The head of a statue of Sir John A. Macdonald, Canada's first prime minister, is shown torn down following a demonstration in Montreal on Aug. 29. A new poll suggests where Canadians stand on removing statues of politicians who harboured racist views or who pushed racist policies. (THE CANADIAN PRESS/Graham Hughes)

New poll suggests half of Canadians against removing statues of former leaders

How do Canadians feel about removing statues of politicians–some of them iconic–who espoused racist views or who supported racist policies?

A new survey by Leger and the Association For Canadian Studies has provided some perspective and some answers.

It found about half of respondents said they oppose the idea of removing such monuments.

In contrast, 31 per cent said they support the idea, and 19 per cent said they simply did not not know.

Seventy-five per cent of respondents were against the “spontaneous” tearing down of Macdonald’s statue while 11 per cent said they were in favour.

(The divide was smaller when it came to streets, schools and other public institutions bearing the names of historic figures shown to have been racist, with 47 per cent against renaming them and 34 per cent in favour.)

Macdonald’s statue was toppled to the ground by demonstrators after a protest march calling for defunding of the police reached its end at Place du Canada in downtown Montreal. (THE CANADIAN PRESS/Graham Hughes)

The survey comes two days after a statue of Canada’s first prime minister, Sir John A. Macdonald, was overturned in Charlottetown, Prince Edward Island on Monday and follows an incident in Montreal last month that provided content for newspapers and websites across Canada and around the world that showed MacDonald’s severed bronzed head on the ground not far from his bronzed body–also felled–in the heart of Montreal.

Anti-racist demonstrators performed the separation surgery on Aug. 29 on a statue that has been around for 125 years.

Politicians across the political spectrum, including Prime Minister Justin Trudeau and Alberta Premier Jason Kenney, were quick to condemn the vandalism, at the time the latest attack on a Macdonald statue, which have been vandalised across Canada.

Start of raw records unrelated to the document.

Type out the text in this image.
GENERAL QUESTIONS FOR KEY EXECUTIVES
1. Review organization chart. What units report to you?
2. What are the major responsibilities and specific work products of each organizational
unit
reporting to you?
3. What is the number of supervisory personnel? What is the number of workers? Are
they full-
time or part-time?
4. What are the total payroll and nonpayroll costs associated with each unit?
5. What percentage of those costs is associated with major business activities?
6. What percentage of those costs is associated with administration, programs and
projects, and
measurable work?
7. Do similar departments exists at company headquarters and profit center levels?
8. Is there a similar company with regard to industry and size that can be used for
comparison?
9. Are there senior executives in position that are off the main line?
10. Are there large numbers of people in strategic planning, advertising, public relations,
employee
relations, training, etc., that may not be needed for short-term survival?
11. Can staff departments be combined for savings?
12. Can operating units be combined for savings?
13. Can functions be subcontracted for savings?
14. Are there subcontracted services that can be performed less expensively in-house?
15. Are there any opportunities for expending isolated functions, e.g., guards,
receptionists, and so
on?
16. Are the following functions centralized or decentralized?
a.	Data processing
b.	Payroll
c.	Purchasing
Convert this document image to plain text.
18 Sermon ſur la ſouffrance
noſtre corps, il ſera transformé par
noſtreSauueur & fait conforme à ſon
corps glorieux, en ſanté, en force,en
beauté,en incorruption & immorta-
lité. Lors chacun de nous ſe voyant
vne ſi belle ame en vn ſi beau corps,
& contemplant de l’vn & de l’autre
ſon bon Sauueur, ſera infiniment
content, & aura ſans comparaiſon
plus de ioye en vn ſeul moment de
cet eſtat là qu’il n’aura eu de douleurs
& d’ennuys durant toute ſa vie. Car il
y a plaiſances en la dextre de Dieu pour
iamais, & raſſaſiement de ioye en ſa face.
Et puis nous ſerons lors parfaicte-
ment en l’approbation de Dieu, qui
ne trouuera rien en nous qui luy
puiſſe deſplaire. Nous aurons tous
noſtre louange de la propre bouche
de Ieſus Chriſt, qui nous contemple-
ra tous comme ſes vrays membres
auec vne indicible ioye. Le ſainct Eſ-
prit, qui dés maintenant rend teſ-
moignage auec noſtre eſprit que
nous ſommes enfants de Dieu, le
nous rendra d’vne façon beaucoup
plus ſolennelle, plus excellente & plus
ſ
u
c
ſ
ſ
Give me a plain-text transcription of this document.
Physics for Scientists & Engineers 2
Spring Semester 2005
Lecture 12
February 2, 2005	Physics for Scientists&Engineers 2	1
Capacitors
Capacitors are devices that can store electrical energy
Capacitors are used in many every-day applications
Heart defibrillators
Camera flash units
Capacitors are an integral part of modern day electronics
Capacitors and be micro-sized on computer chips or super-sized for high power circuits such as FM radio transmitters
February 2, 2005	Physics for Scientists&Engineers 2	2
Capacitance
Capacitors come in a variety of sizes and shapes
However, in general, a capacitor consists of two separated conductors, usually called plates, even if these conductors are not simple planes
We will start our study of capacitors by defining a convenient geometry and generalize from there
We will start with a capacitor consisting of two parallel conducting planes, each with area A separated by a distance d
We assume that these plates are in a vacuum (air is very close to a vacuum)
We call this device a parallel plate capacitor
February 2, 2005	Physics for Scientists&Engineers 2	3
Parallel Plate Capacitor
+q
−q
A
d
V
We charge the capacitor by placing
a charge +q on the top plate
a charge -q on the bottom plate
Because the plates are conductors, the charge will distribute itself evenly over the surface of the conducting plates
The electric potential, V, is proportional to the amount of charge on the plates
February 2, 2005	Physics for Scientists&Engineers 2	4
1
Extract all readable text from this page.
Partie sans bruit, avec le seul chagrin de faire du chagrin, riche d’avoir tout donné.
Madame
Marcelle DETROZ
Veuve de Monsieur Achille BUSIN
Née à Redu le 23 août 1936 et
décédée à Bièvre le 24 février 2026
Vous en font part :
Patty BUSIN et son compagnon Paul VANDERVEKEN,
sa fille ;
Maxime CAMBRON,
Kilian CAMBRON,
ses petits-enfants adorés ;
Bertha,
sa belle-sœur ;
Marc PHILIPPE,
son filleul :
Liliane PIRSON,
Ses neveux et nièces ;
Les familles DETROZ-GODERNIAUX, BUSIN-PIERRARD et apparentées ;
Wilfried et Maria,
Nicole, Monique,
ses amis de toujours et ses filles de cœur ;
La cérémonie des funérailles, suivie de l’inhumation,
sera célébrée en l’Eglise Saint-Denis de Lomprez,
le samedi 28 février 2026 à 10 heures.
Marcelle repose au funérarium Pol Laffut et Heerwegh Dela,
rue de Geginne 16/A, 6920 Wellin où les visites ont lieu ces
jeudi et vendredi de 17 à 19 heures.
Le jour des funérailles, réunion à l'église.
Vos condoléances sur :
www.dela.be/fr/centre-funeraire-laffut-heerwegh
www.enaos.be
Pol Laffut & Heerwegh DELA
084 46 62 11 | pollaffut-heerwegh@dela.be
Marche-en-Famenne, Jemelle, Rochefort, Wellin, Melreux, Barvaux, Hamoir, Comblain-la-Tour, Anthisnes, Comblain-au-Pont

Red paint trickles down from a statue of Macdonald in June in Charlottetown following public demands that it be removed from Victoria Row in Prince Edward Island’s capital, the birthplace of Confederaton in 1864. (Travis Kingdon/CBC)

Supporters of the demonstrators said Macdonald had earned the attacks.

He was, after all, the architect of the country’s residential school system, where tens of thousands of Indigenious children were removed from their homes in an attempt to stamp out Indigenous culture–a policy that the Truth and Reconciliation Commission of Canada report in 2015 called “cultural genocide.”

So Canadians were/are–once again–asking themselves and each other: “Should Macdonald stay (at least, his statue), or should he go?”

According to Leger executive vice-president Christian Bourque, the numbers suggest Canadians are more supportive of a deliberate process of dealing with such statues — but take a critical view of activists taking matters into their own hands.

“If it was not through vandalism, would that number be different? Most likely. Because fully a third of Canadians say they would support removing a monument or statue if it were for the reasons described there,” Bourque said.

The Macdonald statue in downtown Montreal was also vandalized in November 2017 (above). (Simon Nakonechny/CBC)

“But support for doing so through vandalism or some form of illegal action is not supported. In the context that it was done in Montreal, it doesn’t get support from anybody.”

The results show respondents are also divided over how they see Macdonald.

Forty-four per cent said they considered him first and foremost as the architect of Canadian confederation while 15 per cent viewed him as having set in motion policies that attacked the rights of Indigenous Peoples and sought to assimilate them.

Thirty-seven per cent said they did not know enough about him to say either way.

This Macdonald statue beside the Wilmot Township offices in Baden, Ont. was moved into storage last month after the local town council decided it needed to go because it commemorates an individual who is responsible for Canada’s racist policies against First Nations people. A new home for the statue is being sought. (Joe Pavia/CBC)

In another question, only 15 per cent said they had a positive view of Macdonald while 47 per cent were neutral, 12 per cent were negative and 26 per cent did not know.

The online survey of 1,529 Canadians took place Sept. 4-6. An internet poll cannot be given a margin of error because it is not a random sample.